# WhooHooo! Great day!



## Yakavelli (Mar 17, 2010)

I wish I had gotten more pics but I was a lil busy...

I hit the sound today for a solo trip. I just wanted to break in the new spinfisher. I hoped to find the reds in the skinny water but wasn't too terribly optimistic. Soon as I got to the water, a breeze picked up and I was a little disappointed because my whole plan revolved around sight-fishing. So, there I was, peddling aimlessly across a sand flat, wondering what direction to go...and I looked left to see 5 reds bunched up about 5 yds away! I carefully grabbed the rod and dropped a large savage shrimp right on top of them. They fought over it for a second and one ate it. It threw the hook immediately due to my drag being set too loose! I got serious then...

Even with the morning clouds and decent breeze, I continued seeing pods of reds all over the place. I couldn't get any more to bite so I switched to a smaller savage shrimp. It was on like donkey kong for the next few hours! I saw tons of slot fish but every damn time I tossed at a school, the only bull in it would beat the keepers to the punch...EVERY TIME! I lost count of how many I landed and didn't get many pics. Even though I saw slot fish all around, all my fish were between 27-32". I'm not complaining one bit lol...as least I don't have to clean fish today. Once the clouds cleared and the breeze stopped, they got lockjaw. I could see them EVERY WHERE but that was it. Breakfast time was over.

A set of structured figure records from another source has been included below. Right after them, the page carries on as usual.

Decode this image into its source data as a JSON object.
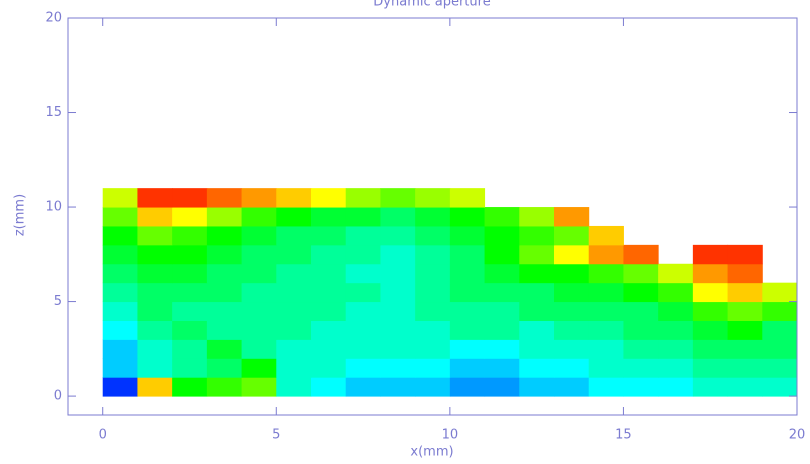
{
  "chart_data": {
    "type": "heatmap",
    "title": "Dynamic aperture",
    "x_label": "x(mm)",
    "y_label": "z(mm)",
    "xlim": [
      -1,
      20
    ],
    "ylim": [
      -1,
      20
    ],
    "xticks": [
      0,
      5,
      10,
      15,
      20
    ],
    "yticks": [
      0,
      5,
      10,
      15,
      20
    ],
    "xbins": [
      0,
      1,
      2,
      3,
      4,
      5,
      6,
      7,
      8,
      9,
      10,
      11,
      12,
      13,
      14,
      15,
      16,
      17,
      18,
      19,
      20
    ],
    "ybins": [
      0,
      1,
      2,
      3,
      4,
      5,
      6,
      7,
      8,
      9,
      10,
      11
    ],
    "axis_color": "#7b7bd0",
    "colormap": "rainbow",
    "values": [
      [
        0.05,
        0.8,
        0.5,
        0.55,
        0.6,
        0.3,
        0.25,
        0.2,
        0.2,
        0.2,
        0.15,
        0.15,
        0.2,
        0.2,
        0.25,
        0.25,
        0.25,
        0.3,
        0.3,
        0.3
      ],
      [
        0.2,
        0.3,
        0.35,
        0.4,
        0.5,
        0.3,
        0.3,
        0.25,
        0.25,
        0.25,
        0.2,
        0.2,
        0.25,
        0.25,
        0.3,
        0.3,
        0.3,
        0.35,
        0.35,
        0.35
      ],
      [
        0.2,
        0.3,
        0.35,
        0.45,
        0.35,
        0.3,
        0.3,
        0.3,
        0.3,
        0.3,
        0.25,
        0.25,
        0.3,
        0.3,
        0.3,
        0.35,
        0.35,
        0.4,
        0.4,
        0.4
      ],
      [
        0.25,
        0.35,
        0.4,
        0.35,
        0.35,
        0.35,
        0.3,
        0.3,
        0.3,
        0.3,
        0.35,
        0.35,
        0.3,
        0.35,
        0.35,
        0.4,
        0.4,
        0.45,
        0.5,
        0.4
      ],
      [
        0.3,
        0.4,
        0.35,
        0.35,
        0.35,
        0.35,
        0.35,
        0.3,
        0.3,
        0.35,
        0.35,
        0.35,
        0.4,
        0.4,
        0.4,
        0.4,
        0.45,
        0.55,
        0.6,
        0.55
      ],
      [
        0.35,
        0.4,
        0.4,
        0.4,
        0.35,
        0.35,
        0.35,
        0.35,
        0.3,
        0.35,
        0.4,
        0.4,
        0.4,
        0.45,
        0.45,
        0.5,
        0.55,
        0.75,
        0.8,
        0.7
      ],
      [
        0.4,
        0.45,
        0.45,
        0.4,
        0.4,
        0.35,
        0.35,
        0.3,
        0.3,
        0.35,
        0.4,
        0.45,
        0.5,
        0.5,
        0.55,
        0.6,
        0.7,
        0.85,
        0.9,
        null
      ],
      [
        0.45,
        0.5,
        0.5,
        0.45,
        0.4,
        0.4,
        0.35,
        0.35,
        0.3,
        0.35,
        0.4,
        0.5,
        0.6,
        0.75,
        0.85,
        0.9,
        null,
        0.95,
        0.95,
        null
      ],
      [
        0.5,
        0.6,
        0.55,
        0.5,
        0.45,
        0.4,
        0.4,
        0.35,
        0.35,
        0.4,
        0.45,
        0.5,
        0.55,
        0.6,
        0.8,
        null,
        null,
        null,
        null,
        null
      ],
      [
        0.6,
        0.8,
        0.75,
        0.65,
        0.55,
        0.5,
        0.45,
        0.45,
        0.4,
        0.45,
        0.5,
        0.55,
        0.65,
        0.85,
        null,
        null,
        null,
        null,
        null,
        null
      ],
      [
        0.7,
        0.95,
        0.95,
        0.9,
        0.85,
        0.8,
        0.75,
        0.65,
        0.6,
        0.65,
        0.7,
        null,
        null,
        null,
        null,
        null,
        null,
        null,
        null,
        null
      ]
    ]
  }
}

So anyways...the reds are BITING! This might've been the best day on the flats I've had in the last year or two.


----------



## Yakavelli (Mar 17, 2010)

Ok...waited 15 mins for the first pic to attach. I'll try again.


----------



## Yakavelli (Mar 17, 2010)




----------



## Fielro (Jun 4, 2012)

Sweet, congrats


----------



## Yakavelli (Mar 17, 2010)




----------



## Yakavelli (Mar 17, 2010)

I can't get the pic rotating thing right to save my life...


----------



## NLytle (May 13, 2014)

Sounds like a very nice morning. 


Sent from my iPhone using Tapatalk


----------



## Ridefish (Jun 8, 2014)

Excellent. Those days are priceless.


----------



## chaps (Aug 31, 2009)

Good for you. My day was pretty much dead!!!!


----------



## Snagged Line (Sep 30, 2007)

Yakavelli said:


> I can't get the pic rotating thing right to save my life...



Here ya go..............


----------



## Yakavelli (Mar 17, 2010)

Thanks. I rotated the pics before posting because they're always sideways. They still came out sideways. Maybe I'll start turning the phone sideways when taking pics lol...see if that works.


----------



## Night Wing (May 16, 2011)

Nice report and photos. 

Reading reports like this and seeing some photos makes "cabin fever" where I live....a little tolerable. 

Thanks for sharing.


----------



## davdoc0011 (Nov 13, 2008)

Looking good!


----------



## TeaSea (Sep 28, 2013)

chaps said:


> Good for you. My day was pretty much dead!!!!


Yeah, me too. Went up around Noriega's Island and all I caught was what the little boy shot at. At least I got to explore some new territory.


----------



## Jason (Oct 2, 2007)

Dang son......let me know when you wanna trip out to Merritt Mill when they are hitting!


----------



## Yakavelli (Mar 17, 2010)

Will do Jason! Gonna be tough for me this year with the new job and all. I must say though...I'm getting a hell of a shellcracker itch!


----------



## NOsaints (Aug 8, 2011)

Flats north side of gulf breeze? hell of a day


----------



## Yakavelli (Mar 17, 2010)

South side of Gulf Breeze...


----------